The value proposition is not autonomous prescribing. It is earlier recognition of pathway mismatch, more traceable reasoning, and a stronger starting point in categories where trial-and-error prescribing still carries real risk. NomosLogic’s public clinical decision support framing is explicit that the platform helps interpret biological data, highlights medication and pathway considerations, and provides traceable logic, while not diagnosing, prescribing, replacing the doctor, or making autonomous decisions.
For plans, the practical question is straightforward: how many high-cost, high-risk medication journeys are really biology mismatches being discovered too late?
Why this matters to physicians
For physicians, the value is not a promise of certainty. The value is a more biologically grounded, more defensible place to start.

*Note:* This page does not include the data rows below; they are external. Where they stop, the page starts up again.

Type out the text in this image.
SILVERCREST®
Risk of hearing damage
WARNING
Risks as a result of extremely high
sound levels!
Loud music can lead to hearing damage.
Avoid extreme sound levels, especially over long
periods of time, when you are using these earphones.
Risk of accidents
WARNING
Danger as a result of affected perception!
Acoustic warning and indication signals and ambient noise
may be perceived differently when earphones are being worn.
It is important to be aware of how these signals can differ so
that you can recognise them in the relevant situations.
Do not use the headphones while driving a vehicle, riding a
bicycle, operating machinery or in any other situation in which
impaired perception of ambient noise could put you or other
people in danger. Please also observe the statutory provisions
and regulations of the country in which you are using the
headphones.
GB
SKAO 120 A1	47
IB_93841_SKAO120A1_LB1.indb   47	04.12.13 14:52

A clinician still has to make the decision. A patient still has to be monitored. Context still matters. But there is a world of difference between beginning with blind trial-and-error and beginning with interpretable biological logic that helps explain why one pathway may deserve priority over another.
That is especially important in depression care because the cost of being wrong is not confined to inconvenience. A patient can worsen while waiting to prove that a class is a poor fit. Coming off the wrong drug can carry its own burden. In the background, clinicians are also carrying the weight of preventable harm, documentation burden, and the reality that a missed biological clue may later look obvious in retrospect.
What I still carry
I no longer take antidepressants. I have learned to manage what I have.

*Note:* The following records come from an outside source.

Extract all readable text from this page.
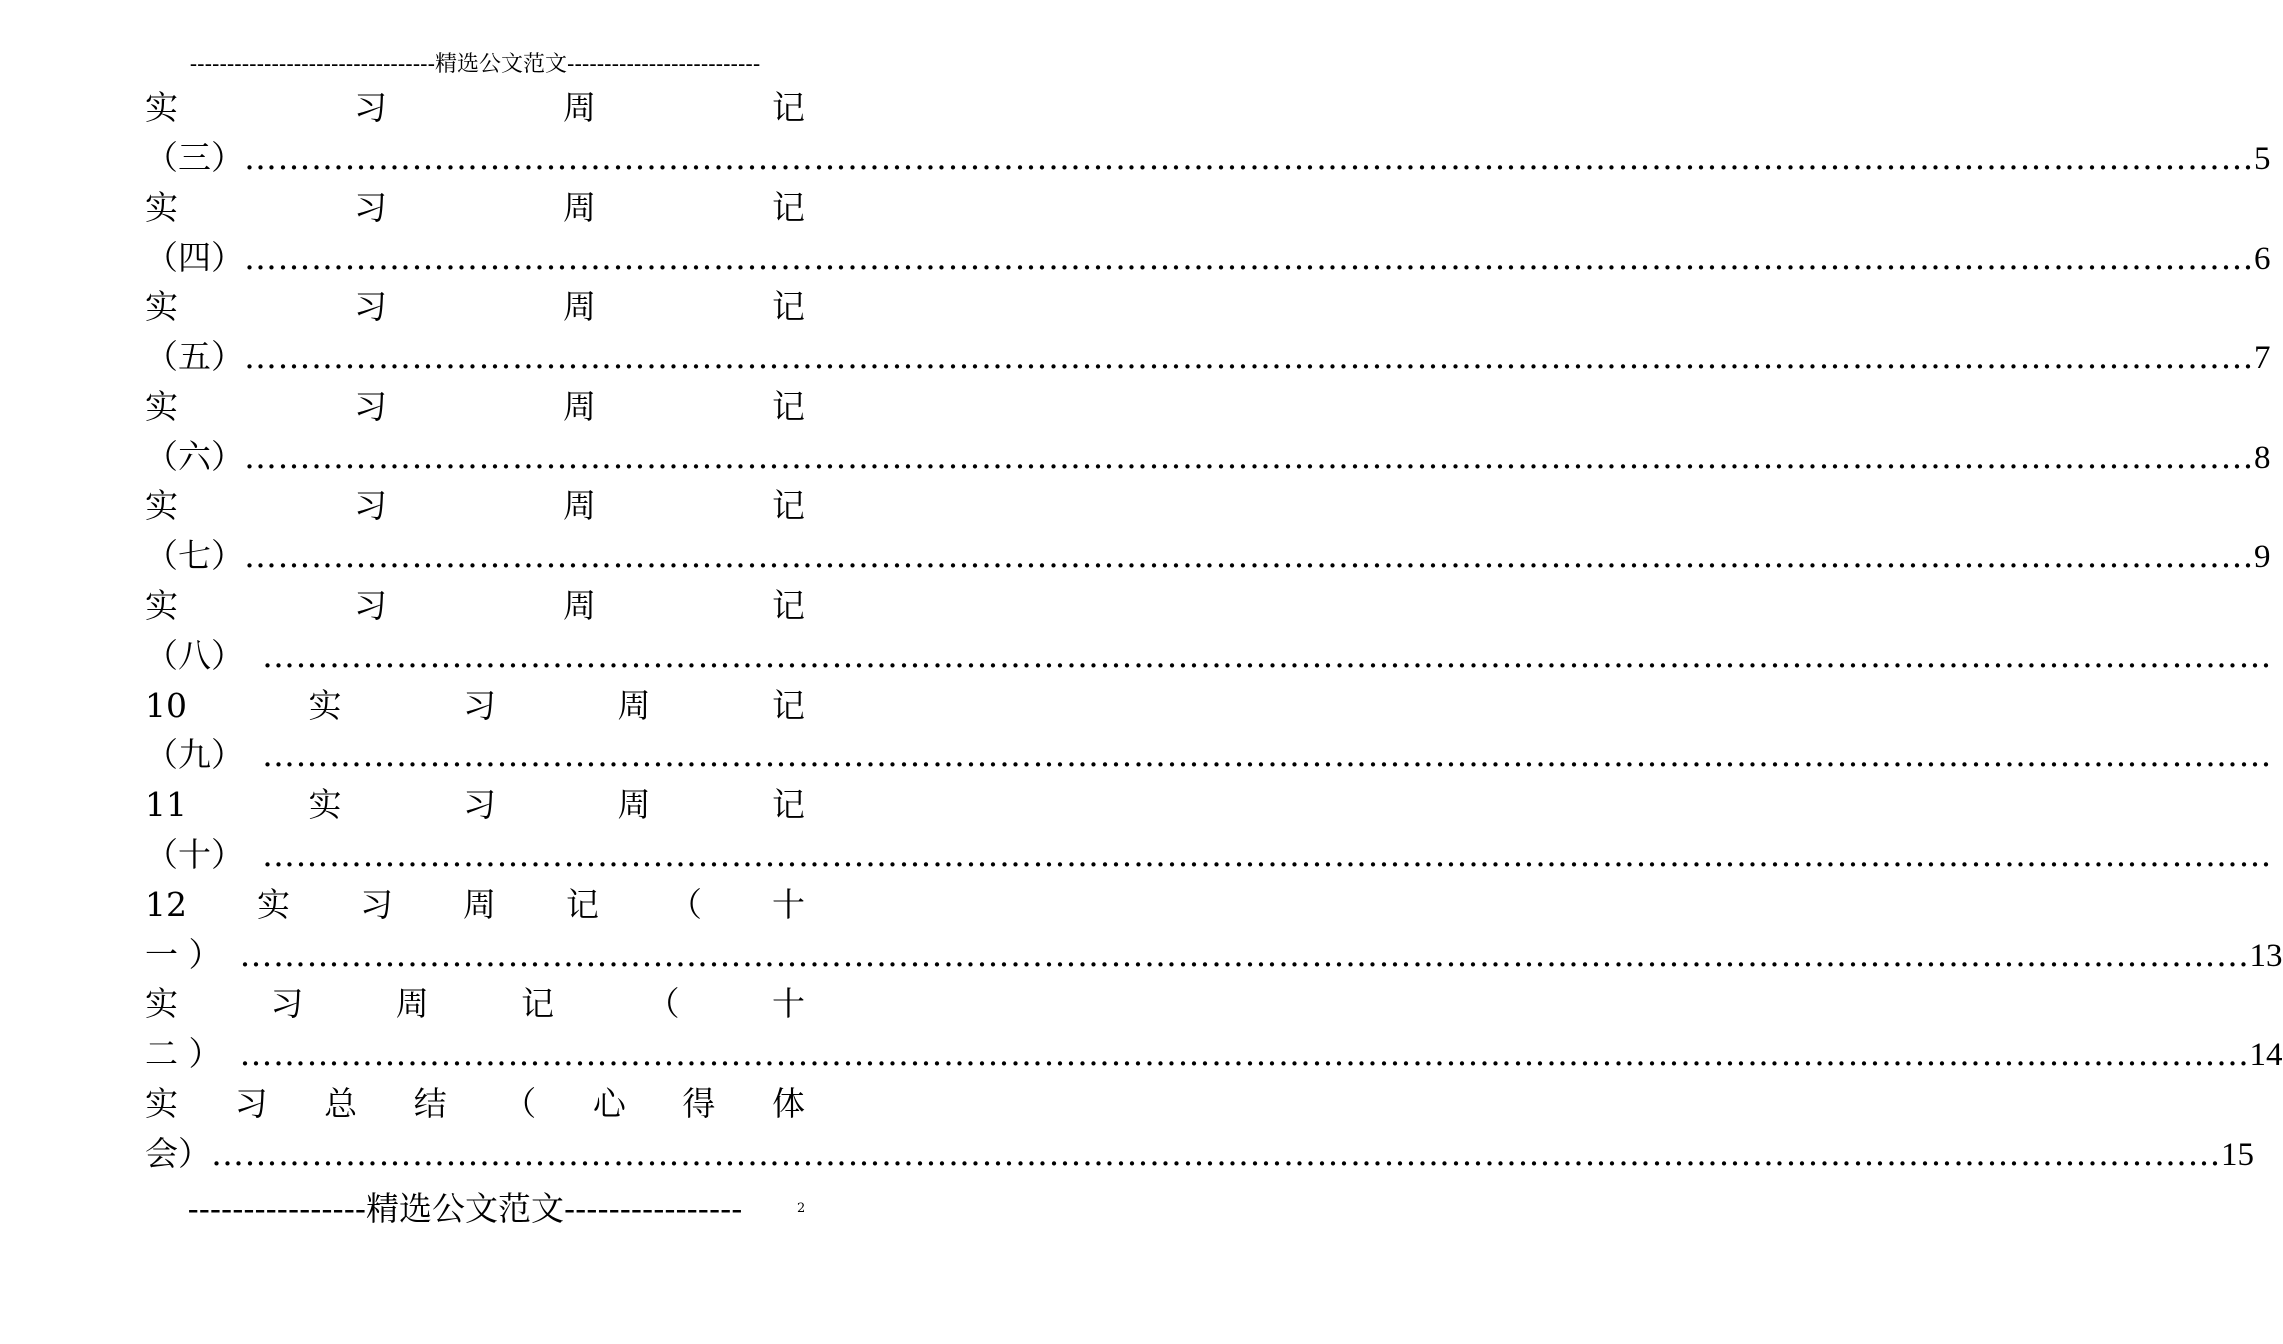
---------------------------------精选公文范文--------------------------
实	习	周	记
（三） ……………………………………………………………………………………………………………………………………………………………… 5
实	习	周	记
（四） ……………………………………………………………………………………………………………………………………………………………… 6
实	习	周	记
（五） ……………………………………………………………………………………………………………………………………………………………… 7
实	习	周	记
（六） ……………………………………………………………………………………………………………………………………………………………… 8
实	习	周	记
（七） ……………………………………………………………………………………………………………………………………………………………… 9
实	习	周	记
（八） ………………………………………………………………………………………………………………………………………………………………
10	实	习	周	记
（九） ………………………………………………………………………………………………………………………………………………………………
11	实	习	周	记
（十） ………………………………………………………………………………………………………………………………………………………………
12 实 习 周 记 （ 十
一 ） ……………………………………………………………………………………………………………………………………………………………… 13
实	习	周	记	（	十
二 ） ……………………………………………………………………………………………………………………………………………………………… 14
实 习 总 结 （ 心 得 体
会） ……………………………………………………………………………………………………………………………………………………………… 15
----------------精选公文范文----------------	2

The dark cloud still falls sometimes, even when everything is going right. That is the biological nature of it. Depression is not always a response to circumstances. Sometimes it is internal weather, a shift in chemistry that has nothing to do with what is happening in your life.

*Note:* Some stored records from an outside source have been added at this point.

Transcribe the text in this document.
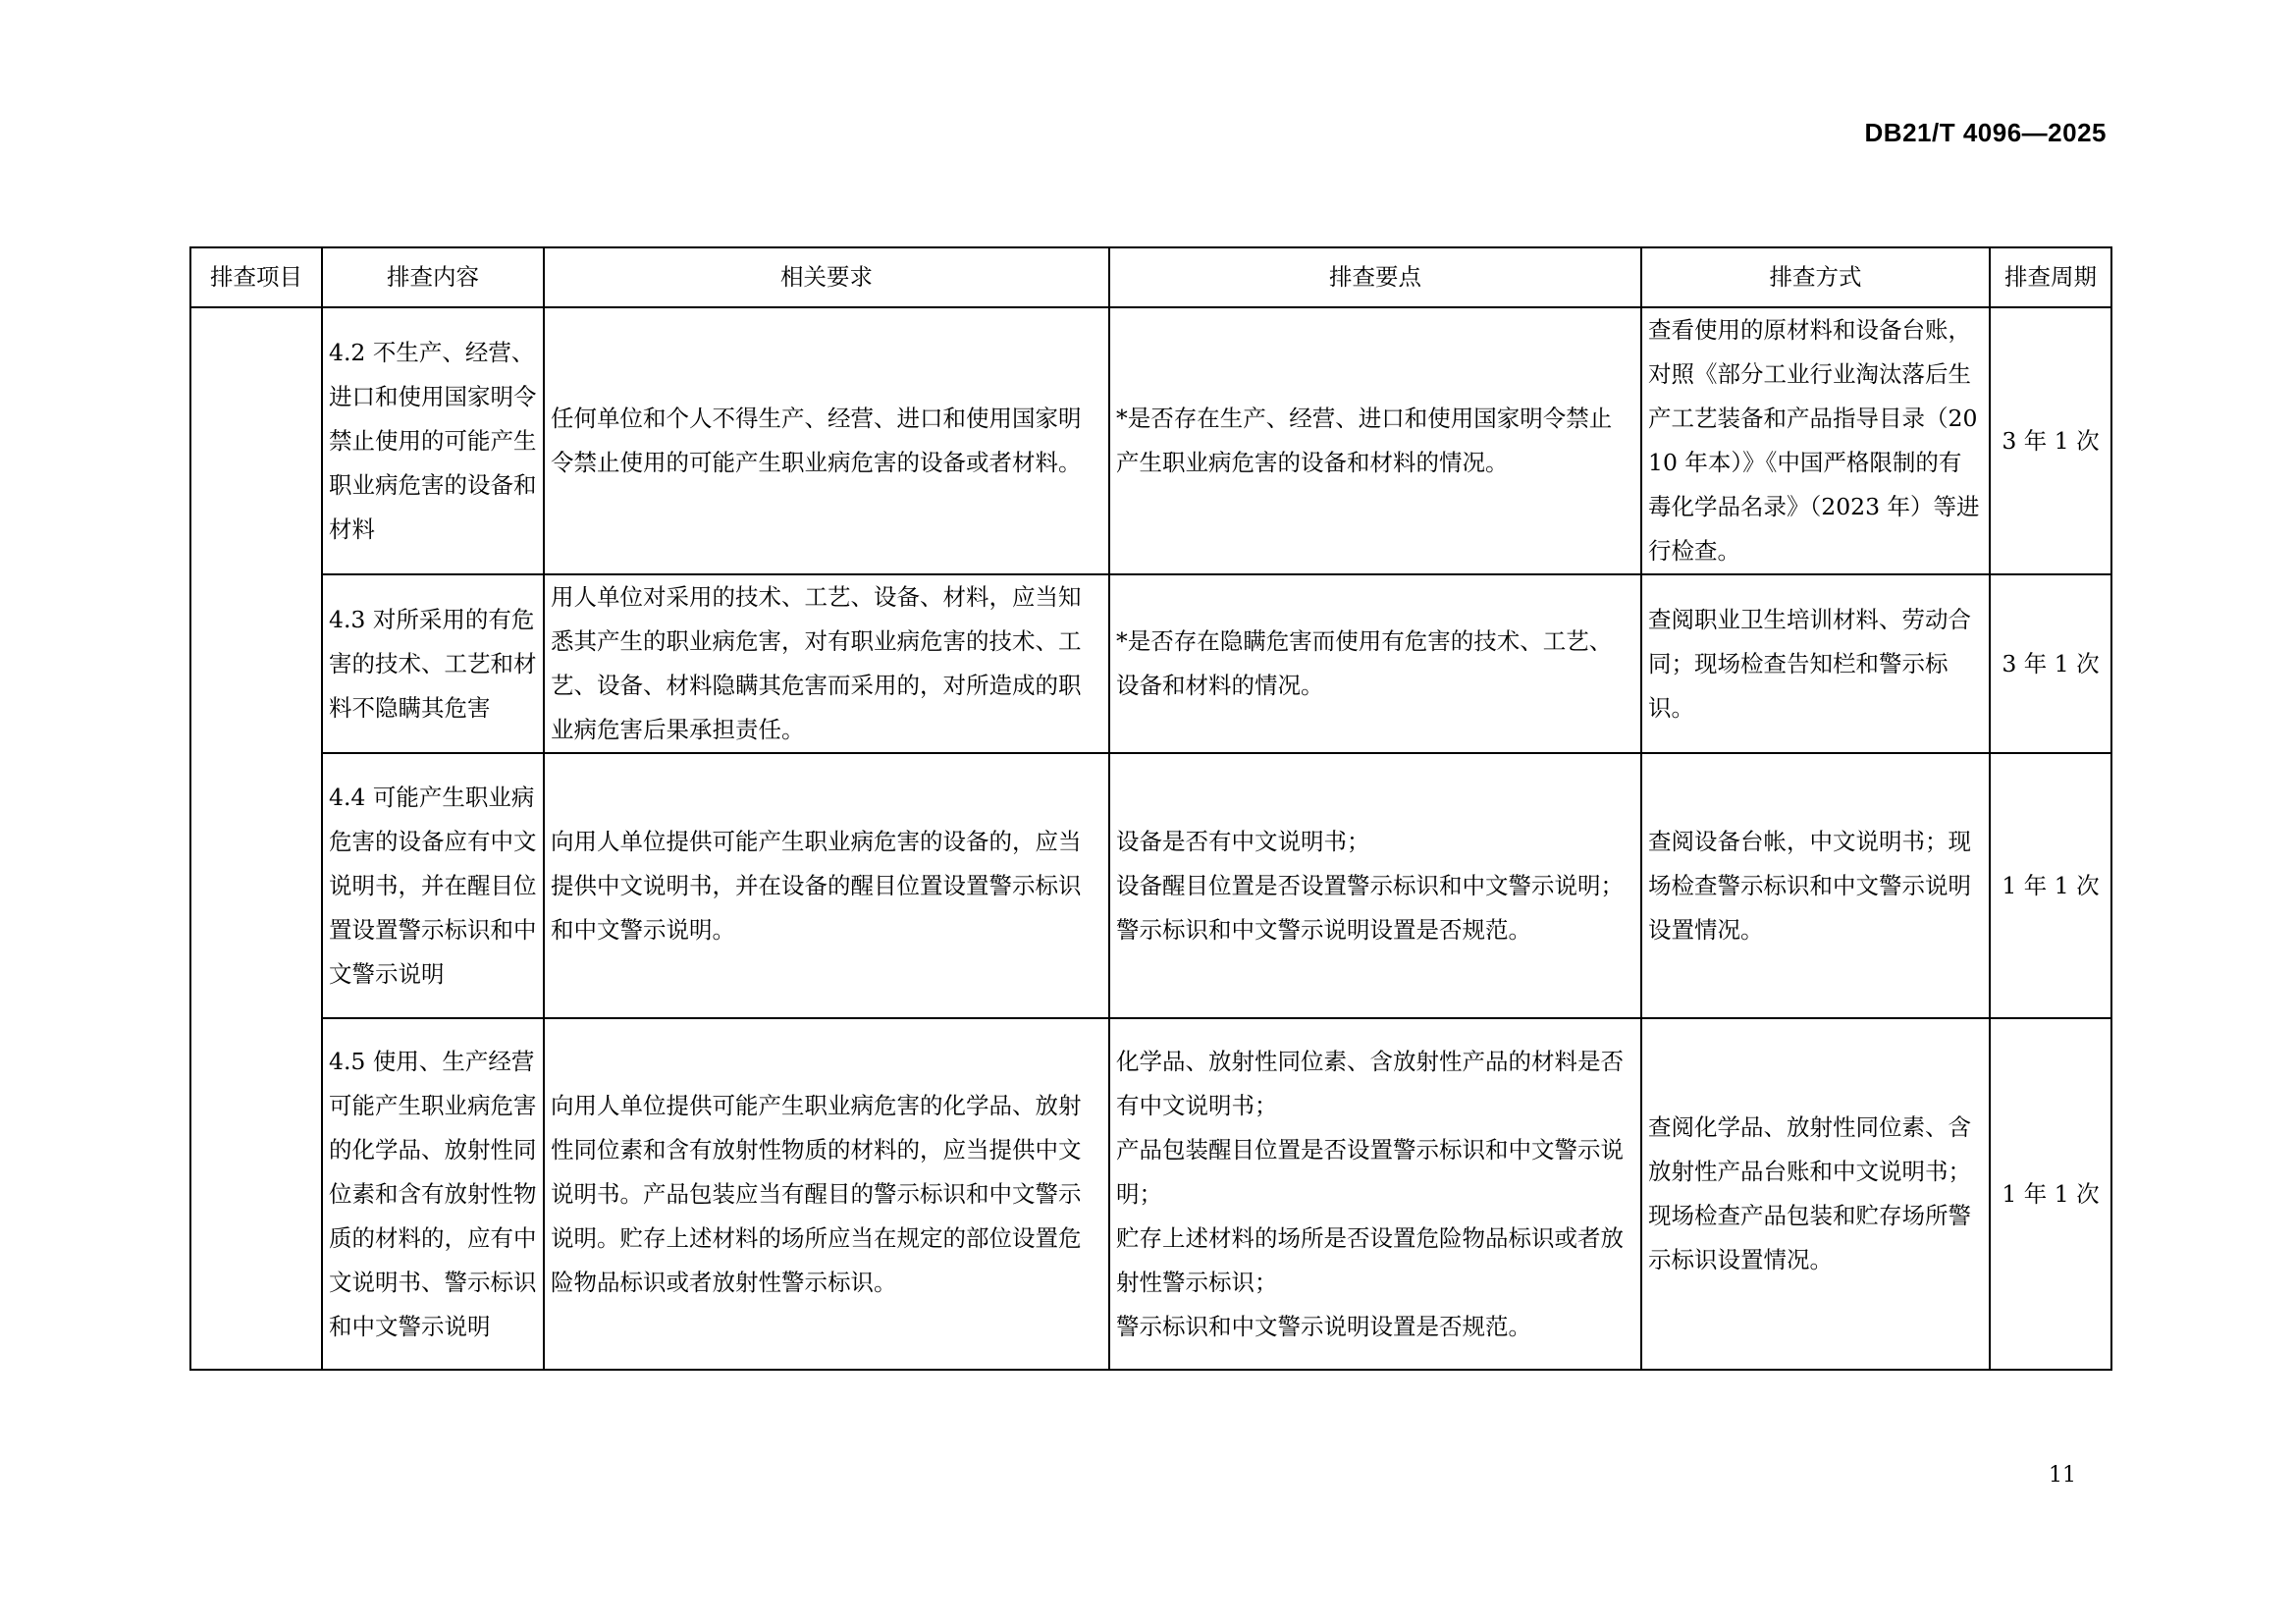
DB21/T 4096—2025
排查项目	排查内容	相关要求	排查要点	排查方式	排查周期
	4.2 不生产、经营、进口和使用国家明令禁止使用的可能产生职业病危害的设备和材料	任何单位和个人不得生产、经营、进口和使用国家明令禁止使用的可能产生职业病危害的设备或者材料。	*是否存在生产、经营、进口和使用国家明令禁止产生职业病危害的设备和材料的情况。	查看使用的原材料和设备台账，对照《部分工业行业淘汰落后生产工艺装备和产品指导目录（2010 年本）》《中国严格限制的有毒化学品名录》（2023 年）等进行检查。	3 年 1 次
	4.3 对所采用的有危害的技术、工艺和材料不隐瞒其危害	用人单位对采用的技术、工艺、设备、材料，应当知悉其产生的职业病危害，对有职业病危害的技术、工艺、设备、材料隐瞒其危害而采用的，对所造成的职业病危害后果承担责任。	*是否存在隐瞒危害而使用有危害的技术、工艺、设备和材料的情况。	查阅职业卫生培训材料、劳动合同；现场检查告知栏和警示标识。	3 年 1 次
	4.4 可能产生职业病危害的设备应有中文说明书，并在醒目位置设置警示标识和中文警示说明	向用人单位提供可能产生职业病危害的设备的，应当提供中文说明书，并在设备的醒目位置设置警示标识和中文警示说明。	设备是否有中文说明书；
设备醒目位置是否设置警示标识和中文警示说明；
警示标识和中文警示说明设置是否规范。	查阅设备台帐，中文说明书；现场检查警示标识和中文警示说明设置情况。	1 年 1 次
	4.5 使用、生产经营可能产生职业病危害的化学品、放射性同位素和含有放射性物质的材料的，应有中文说明书、警示标识和中文警示说明	向用人单位提供可能产生职业病危害的化学品、放射性同位素和含有放射性物质的材料的，应当提供中文说明书。产品包装应当有醒目的警示标识和中文警示说明。贮存上述材料的场所应当在规定的部位设置危险物品标识或者放射性警示标识。	化学品、放射性同位素、含放射性产品的材料是否有中文说明书；
产品包装醒目位置是否设置警示标识和中文警示说明；
贮存上述材料的场所是否设置危险物品标识或者放射性警示标识；
警示标识和中文警示说明设置是否规范。	查阅化学品、放射性同位素、含放射性产品台账和中文说明书；现场检查产品包装和贮存场所警示标识设置情况。	1 年 1 次
11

Knowing my genetics does not make that disappear. But it does help me understand that there is underlying biology to what I have lived. It gives shape to what once felt random.
Self-awareness taught me how to navigate the storm.
Biological insight helped me understand the storm itself.
Why I built this
NomosLogic exists because I lived the failure of the current system.
Two years of unnecessary suffering exposed by a single conversation that made the underlying pathway logic visible. The biological signal was there. What was missing was the bridge that could connect it to a decision before more harm accumulated.
That is what we are building.
Not another chatbot.
Not another static report that sits unread in a portal.
Infrastructure. Deterministic clinical genomic infrastructure that helps turn raw biological data into usable, traceable support at the point of care.
The goal is simple:
No one should have to spend two years guessing when their biology may already contain a better place to start.
The question
The question this leaves behind is not whether more data exists.
It does.
The question is whether that data becomes usable before harm compounds.
Because a system that cannot connect the answer to the question has already failed the patient.
The real cost of mechanism-blind prescribing is not only inefficiency. It is avoidable harm.
Important note: This article discusses the value of biologically grounded clinical decision support and patient-facing interpretation. It is not medical advice. Chiron does not diagnose, prescribe, or replace the treating clinician.
Prepared for public publication. Based on a real Chiron-patient conversation, edited for clarity and privacy, and aligned with current NomosLogic product positioning around deterministic clinical decision support and multi-omic fusion infrastructure.